Prospero, for example, views 2% to 4% as normal inflation. So clients only need to make up for any inflation that's above 4%, he says. "For example, if inflation is at 7%, that's approximately 3 percentage points above the normal range," he said. "I would recommend that investors try to save an additional 3 percentage points a year on top of their normal retirement savings rate."

How To Neutralize Inflation

Advisor Graves sees the numbers similarly. He treats 3% as the long-term historical average inflation rate. So last year's rate was 3.5 percentage points above average. "To be able to buy the same amount of goods and services in the future, this year you should save 18.5% of your pay instead of just 15%," Graves said.

You only need to jack up your savings rate as long as inflation is above the long-term average, he says.

You can adjust the rate quarterly if your 401(k) or similar workplace plan lets you, he says. Otherwise, yearly will do. If you boost your savings rate longer than necessary, big deal. No one ever complained about having retirement savings that are too big. And you have total control over the pace of contributions to your IRA.

Your Personal Inflation Rate

If you like, you can fine-tune the process even more, Graves says. Instead of basing your saving rate adjustment on a general, national inflation rate, base it on your personal inflation rate.

Do that by figuring out how much your household spending has actually climbed recently — if it has at all.

Do that by making detailed yearly budgets. You've probably already got the information you need in your yearly tax organizers or worksheets. "You can use online calculators for personal rate of inflation," Graves said.

Websites for Investor's Business Daily sister publications Barron's and the Wall Street Journal are two of many that offer online calculators.

Looking for strategies to save enough for a comfortable retirement? This other IBD report has your back.

Boost Your Retirement Savings

So, boosting the amount of money that you save every year is a key to offsetting inflation. One way you can increase your retirement savings contributions is by taking advantage of catch-up contributions, if you're eligible, Evan Potash, a wealth management advisor with financial services titan TIAA, reminds workers.

Catch-up contributions are higher annual contribution limits for people age 50 and older.

Annual catch-up contribution caps for 401(k) plans are $7,500. That's in addition to the $22,500 basic contribution limit. IRA contribution caps are $6.500, plus $1,000 for catch-up contributions.

Boosting the amount of money you save every year isn't the only way to offset inflation.
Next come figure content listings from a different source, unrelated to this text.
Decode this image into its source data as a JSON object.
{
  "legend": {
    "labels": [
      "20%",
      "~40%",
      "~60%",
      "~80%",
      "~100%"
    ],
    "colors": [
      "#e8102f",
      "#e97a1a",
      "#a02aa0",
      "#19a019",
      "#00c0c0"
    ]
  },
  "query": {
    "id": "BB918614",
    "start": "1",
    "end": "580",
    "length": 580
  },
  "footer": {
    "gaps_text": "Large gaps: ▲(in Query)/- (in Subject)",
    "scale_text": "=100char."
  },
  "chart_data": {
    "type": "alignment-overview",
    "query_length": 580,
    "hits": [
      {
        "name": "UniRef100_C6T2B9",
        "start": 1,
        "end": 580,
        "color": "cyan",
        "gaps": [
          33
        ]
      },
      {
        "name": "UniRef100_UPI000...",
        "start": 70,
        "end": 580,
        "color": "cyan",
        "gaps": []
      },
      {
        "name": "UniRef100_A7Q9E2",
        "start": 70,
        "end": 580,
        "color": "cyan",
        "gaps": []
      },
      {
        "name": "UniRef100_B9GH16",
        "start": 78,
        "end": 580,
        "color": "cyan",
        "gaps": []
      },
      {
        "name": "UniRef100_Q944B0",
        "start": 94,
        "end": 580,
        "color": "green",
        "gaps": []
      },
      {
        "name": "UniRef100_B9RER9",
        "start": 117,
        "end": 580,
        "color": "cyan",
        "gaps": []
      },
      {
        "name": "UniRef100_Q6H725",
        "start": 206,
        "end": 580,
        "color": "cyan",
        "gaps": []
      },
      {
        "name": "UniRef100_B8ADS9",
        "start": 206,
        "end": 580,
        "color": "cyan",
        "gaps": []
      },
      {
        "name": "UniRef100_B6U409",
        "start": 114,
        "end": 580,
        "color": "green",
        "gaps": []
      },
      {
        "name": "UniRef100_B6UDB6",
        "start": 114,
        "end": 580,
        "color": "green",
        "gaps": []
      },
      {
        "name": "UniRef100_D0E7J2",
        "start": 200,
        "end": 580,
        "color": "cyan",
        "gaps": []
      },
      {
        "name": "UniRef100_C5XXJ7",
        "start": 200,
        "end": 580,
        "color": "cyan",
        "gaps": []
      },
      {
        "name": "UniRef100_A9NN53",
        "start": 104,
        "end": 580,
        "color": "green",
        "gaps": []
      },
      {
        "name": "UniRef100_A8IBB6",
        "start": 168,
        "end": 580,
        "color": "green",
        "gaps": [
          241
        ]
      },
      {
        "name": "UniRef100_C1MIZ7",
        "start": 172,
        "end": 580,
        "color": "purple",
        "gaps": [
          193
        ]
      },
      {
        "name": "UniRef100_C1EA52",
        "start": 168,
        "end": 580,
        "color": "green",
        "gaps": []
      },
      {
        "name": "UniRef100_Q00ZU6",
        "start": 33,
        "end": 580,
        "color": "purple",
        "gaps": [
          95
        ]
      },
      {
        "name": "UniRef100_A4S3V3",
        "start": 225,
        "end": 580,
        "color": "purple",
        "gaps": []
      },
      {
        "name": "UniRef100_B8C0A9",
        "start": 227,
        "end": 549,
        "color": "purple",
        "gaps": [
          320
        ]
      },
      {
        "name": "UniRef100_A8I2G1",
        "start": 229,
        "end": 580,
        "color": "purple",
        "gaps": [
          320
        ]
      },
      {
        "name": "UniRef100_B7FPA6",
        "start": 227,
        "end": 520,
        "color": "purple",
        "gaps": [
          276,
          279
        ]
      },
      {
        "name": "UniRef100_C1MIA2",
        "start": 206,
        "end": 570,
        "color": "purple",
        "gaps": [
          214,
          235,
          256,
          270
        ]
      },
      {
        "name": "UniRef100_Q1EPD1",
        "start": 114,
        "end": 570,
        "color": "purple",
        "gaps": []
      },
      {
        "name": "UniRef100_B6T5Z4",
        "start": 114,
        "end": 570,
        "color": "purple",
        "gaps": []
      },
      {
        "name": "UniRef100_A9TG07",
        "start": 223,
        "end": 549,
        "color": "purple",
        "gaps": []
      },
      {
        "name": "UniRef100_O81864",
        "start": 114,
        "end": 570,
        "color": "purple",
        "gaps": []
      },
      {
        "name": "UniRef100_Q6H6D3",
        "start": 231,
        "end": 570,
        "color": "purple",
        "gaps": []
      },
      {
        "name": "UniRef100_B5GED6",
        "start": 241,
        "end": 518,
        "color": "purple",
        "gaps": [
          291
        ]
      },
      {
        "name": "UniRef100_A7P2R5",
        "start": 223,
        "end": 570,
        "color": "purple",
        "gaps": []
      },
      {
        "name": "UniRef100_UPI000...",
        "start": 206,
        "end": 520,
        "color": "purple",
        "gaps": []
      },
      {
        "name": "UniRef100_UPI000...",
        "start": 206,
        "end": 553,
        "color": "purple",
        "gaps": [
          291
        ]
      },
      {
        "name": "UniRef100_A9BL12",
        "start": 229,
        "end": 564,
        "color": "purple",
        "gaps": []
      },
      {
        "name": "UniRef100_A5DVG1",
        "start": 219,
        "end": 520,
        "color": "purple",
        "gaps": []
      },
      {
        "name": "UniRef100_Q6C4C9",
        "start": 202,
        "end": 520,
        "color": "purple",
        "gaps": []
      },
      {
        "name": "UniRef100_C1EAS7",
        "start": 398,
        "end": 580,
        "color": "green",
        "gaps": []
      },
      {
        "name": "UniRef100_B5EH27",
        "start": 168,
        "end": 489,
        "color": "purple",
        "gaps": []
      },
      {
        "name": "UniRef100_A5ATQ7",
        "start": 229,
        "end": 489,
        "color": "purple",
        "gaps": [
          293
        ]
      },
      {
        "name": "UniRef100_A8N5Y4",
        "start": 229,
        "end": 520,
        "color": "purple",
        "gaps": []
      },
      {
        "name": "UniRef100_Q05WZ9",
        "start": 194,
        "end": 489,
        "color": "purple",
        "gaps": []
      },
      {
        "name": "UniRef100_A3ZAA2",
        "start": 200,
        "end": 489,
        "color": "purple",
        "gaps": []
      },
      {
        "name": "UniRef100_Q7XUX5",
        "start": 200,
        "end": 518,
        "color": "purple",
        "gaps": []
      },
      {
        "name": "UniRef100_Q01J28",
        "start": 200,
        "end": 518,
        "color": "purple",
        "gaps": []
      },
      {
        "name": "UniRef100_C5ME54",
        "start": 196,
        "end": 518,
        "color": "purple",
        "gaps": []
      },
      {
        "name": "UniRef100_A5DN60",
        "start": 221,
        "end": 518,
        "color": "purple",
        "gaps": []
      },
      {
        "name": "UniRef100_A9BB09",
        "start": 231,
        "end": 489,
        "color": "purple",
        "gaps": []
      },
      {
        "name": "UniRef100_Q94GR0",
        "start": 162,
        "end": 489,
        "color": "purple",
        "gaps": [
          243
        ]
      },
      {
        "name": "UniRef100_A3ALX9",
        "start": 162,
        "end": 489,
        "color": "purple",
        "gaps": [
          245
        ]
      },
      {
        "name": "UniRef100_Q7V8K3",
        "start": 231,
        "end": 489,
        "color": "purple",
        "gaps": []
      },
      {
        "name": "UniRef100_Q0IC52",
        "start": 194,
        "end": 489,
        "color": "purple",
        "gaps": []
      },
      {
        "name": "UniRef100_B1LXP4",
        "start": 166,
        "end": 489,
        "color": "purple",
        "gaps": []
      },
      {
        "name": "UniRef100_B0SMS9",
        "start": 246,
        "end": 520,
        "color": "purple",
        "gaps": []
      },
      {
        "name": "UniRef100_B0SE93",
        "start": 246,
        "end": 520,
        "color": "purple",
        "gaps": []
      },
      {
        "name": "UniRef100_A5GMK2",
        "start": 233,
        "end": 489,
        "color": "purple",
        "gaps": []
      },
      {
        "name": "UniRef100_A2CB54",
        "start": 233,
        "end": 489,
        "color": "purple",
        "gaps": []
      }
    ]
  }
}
Experts recommend these steps too:

  • Invest more aggressively. That generally means investing more in stocks and stock funds. "Their returns have generally stayed ahead of inflation in the long term," said Jill Gonzalez, analyst for WalletHub.com, a personal finance website.
  • Delay the start of Social Security benefits. Generally, the longer you wait after age 62, when you're first eligible to begin, and age 70, when benefits peak based on age alone, the higher your monthly benefit, says Sophie Raseman, head of financial solutions at employee financial care company Brightside.